Дерзаю потому, что Моисеев

Закон, пророчества, преданья старцев

И совокупность нашего ученья

Мне слишком, слишком дороги и близки.

В них правда вечная, в них жизнь, в них Бог!

Но только в них одних, не в толкованьях

Священников, законников, левитов.

Ужели вера есть у этих членов

Синедриона, этих фарисеев

И саддукеев?

Иосиф

У кого ж она?

Кто ж верует?

Никодим

Кто? - Дети, только дети.

Я и себя ребенком малым помню.

Как я тогда глубоко верил в Бога!

К Нему любовью чистой и горячей

Пылало сердце детское мое,

Он надо мной парил в безбрежном небе,

Его нетленной синевой меня

Он осенял, меня тогда любил Он.

Ему молился я, - нет, не молился:

Тогда еще не научили люди

Меня Ему молиться.
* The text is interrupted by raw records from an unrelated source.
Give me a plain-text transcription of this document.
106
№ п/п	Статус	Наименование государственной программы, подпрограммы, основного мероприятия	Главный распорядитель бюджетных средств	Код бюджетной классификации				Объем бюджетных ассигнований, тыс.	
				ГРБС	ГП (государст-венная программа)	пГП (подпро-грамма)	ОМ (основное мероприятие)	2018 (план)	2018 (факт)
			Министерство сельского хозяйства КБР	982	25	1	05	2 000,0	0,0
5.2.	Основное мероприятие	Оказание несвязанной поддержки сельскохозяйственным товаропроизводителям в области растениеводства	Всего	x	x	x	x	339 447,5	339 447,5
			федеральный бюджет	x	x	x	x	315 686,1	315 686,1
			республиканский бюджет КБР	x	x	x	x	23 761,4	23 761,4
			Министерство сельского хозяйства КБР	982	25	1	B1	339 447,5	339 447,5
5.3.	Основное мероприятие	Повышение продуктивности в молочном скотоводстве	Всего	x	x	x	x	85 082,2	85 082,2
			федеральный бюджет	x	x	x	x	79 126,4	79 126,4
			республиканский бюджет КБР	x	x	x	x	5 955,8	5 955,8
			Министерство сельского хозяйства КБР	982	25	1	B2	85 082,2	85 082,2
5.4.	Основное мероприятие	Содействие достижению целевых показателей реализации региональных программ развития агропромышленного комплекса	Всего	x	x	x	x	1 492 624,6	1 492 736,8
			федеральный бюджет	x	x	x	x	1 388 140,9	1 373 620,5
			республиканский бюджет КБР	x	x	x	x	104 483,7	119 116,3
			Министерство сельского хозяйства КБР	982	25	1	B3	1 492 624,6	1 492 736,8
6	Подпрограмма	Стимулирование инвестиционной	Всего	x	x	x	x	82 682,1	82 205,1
В эту высь

Рвался к Нему душою я и плакал,

Да, плакал в несказуемом восторге

Отрадными, счастливыми слезами,

И в тех слезах общенье находил

С моим Создателем. - Скажи, Иосиф,

Не каждый ли из нас переживал

Такие чувства в отрочества годы?

Теперь ответь: чему же обучают

У нас детей?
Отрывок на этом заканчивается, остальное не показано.